İBB Başkanı Ekrem İmamoğlu, dün göreve gelişinin dördüncü yılında “İstanbul’a Hizmette 4. Yıl” başlıklı bir program düzenledi. Basının ilgisinin yoğun olduğu programa az sayıda ilçe başkanının katıldığı görüldü. Yaklaşık bir buçuk saat boyunca İstanbul’a yaptığı hizmetlerden bahseden İmamoğlu, programın geri kalan kısmında gazetecilerin sorularını yanıtladı. Soruların büyük bir bölümü ise CHP içi tartışmalara dönüktü.
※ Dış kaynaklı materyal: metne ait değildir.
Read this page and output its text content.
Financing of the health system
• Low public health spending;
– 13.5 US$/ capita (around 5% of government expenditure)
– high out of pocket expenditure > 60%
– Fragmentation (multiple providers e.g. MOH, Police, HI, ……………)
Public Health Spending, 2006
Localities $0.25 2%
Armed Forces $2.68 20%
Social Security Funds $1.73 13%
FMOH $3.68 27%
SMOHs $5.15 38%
Ağırlıklı olarak ‘değişim’ ve ‘genel başkanlık’ başlığı altında gelen sorulara İmamoğlu’nun verdiği yanıtlar oldukça dikkat çekiciydi. Değişimin yerel seçimlerden önce yapılması gerektiğine vurgu yapan İmamoğlu, bu yapılmazsa seçimin riske gireceğini söyledi. Aslında bu cümlesiyle yerel seçimlerden önce bir genel başkan değişikliğinin yapılması görüşünde olduğuna da vurgu yapmış oldu. Zaten toplantının devamında da değişim sürecine liderlik etmeye talip olduğunu söyleyerek “Kimse seçimlere dair cesaretimi test etmeye kalkmasın” dedi.
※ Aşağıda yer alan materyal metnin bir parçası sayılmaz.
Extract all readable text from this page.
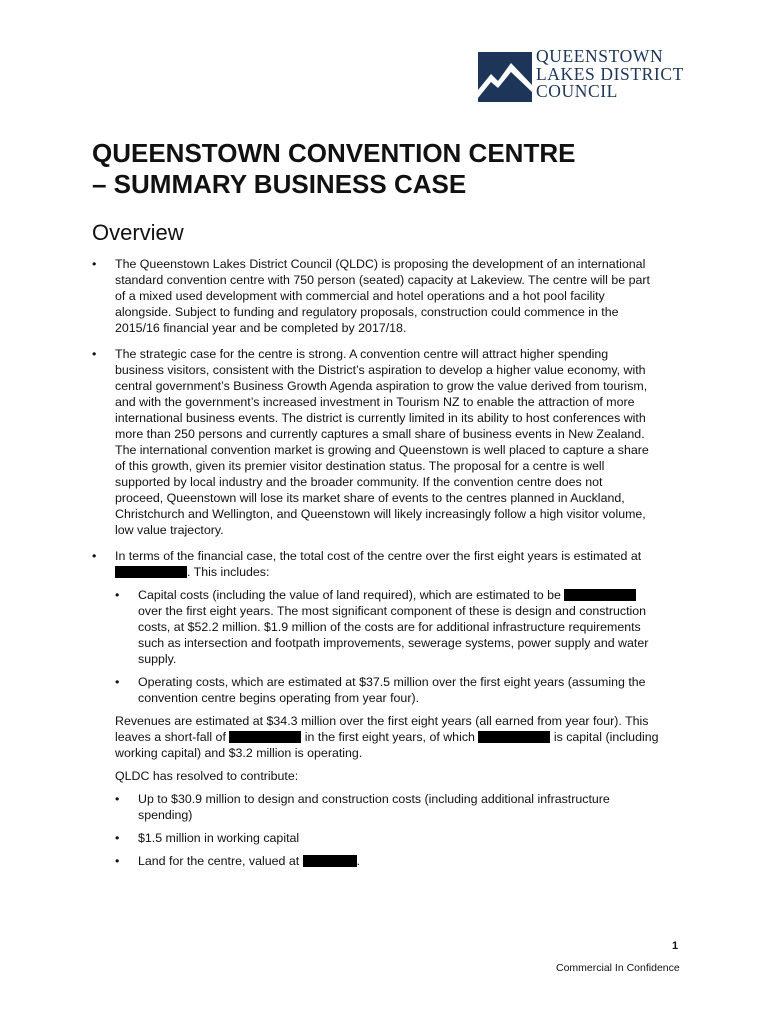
QUEENSTOWN
LAKES DISTRICT
COUNCIL
QUEENSTOWN CONVENTION CENTRE
– SUMMARY BUSINESS CASE
Overview
• The Queenstown Lakes District Council (QLDC) is proposing the development of an international
standard convention centre with 750 person (seated) capacity at Lakeview. The centre will be part
of a mixed used development with commercial and hotel operations and a hot pool facility
alongside. Subject to funding and regulatory proposals, construction could commence in the
2015/16 financial year and be completed by 2017/18.
• The strategic case for the centre is strong. A convention centre will attract higher spending
business visitors, consistent with the District’s aspiration to develop a higher value economy, with
central government’s Business Growth Agenda aspiration to grow the value derived from tourism,
and with the government’s increased investment in Tourism NZ to enable the attraction of more
international business events. The district is currently limited in its ability to host conferences with
more than 250 persons and currently captures a small share of business events in New Zealand.
The international convention market is growing and Queenstown is well placed to capture a share
of this growth, given its premier visitor destination status. The proposal for a centre is well
supported by local industry and the broader community. If the convention centre does not
proceed, Queenstown will lose its market share of events to the centres planned in Auckland,
Christchurch and Wellington, and Queenstown will likely increasingly follow a high visitor volume,
low value trajectory.
• In terms of the financial case, the total cost of the centre over the first eight years is estimated at
. This includes:
• Capital costs (including the value of land required), which are estimated to be
over the first eight years. The most significant component of these is design and construction
costs, at $52.2 million. $1.9 million of the costs are for additional infrastructure requirements
such as intersection and footpath improvements, sewerage systems, power supply and water
supply.
• Operating costs, which are estimated at $37.5 million over the first eight years (assuming the
convention centre begins operating from year four).
Revenues are estimated at $34.3 million over the first eight years (all earned from year four). This
leaves a short-fall of	in the first eight years, of which	is capital (including
working capital) and $3.2 million is operating.
QLDC has resolved to contribute:
• Up to $30.9 million to design and construction costs (including additional infrastructure
spending)
• $1.5 million in working capital
• Land for the centre, valued at	.
1
Commercial In Confidence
İmamoğlu bu açıklamaları yaptığı sırada, 81 il başkanından ortak bir açıklama geldi. “Değişim, albenisi olan sihirli bir sözcüktür” denilen açıklamada, “Genel Başkanımızı itibarsızlaştırmaya yönelik yaklaşımları tasvip etmediğimizin de bilinmesini isteriz” ifadeleri yer alıyordu. Bu açıklamanın toplantı sırasında gelmesi İmamoğlu’na yönelik bir cevap niteliğindeydi. Nitekim, İmamoğlu da bu metne, “81 il başkanının tamamının da aynı fikirde olduğunu da düşünmüyorum. Bana ‘4 il hazırladı’ dediler” cümlesiyle yanıt verdi.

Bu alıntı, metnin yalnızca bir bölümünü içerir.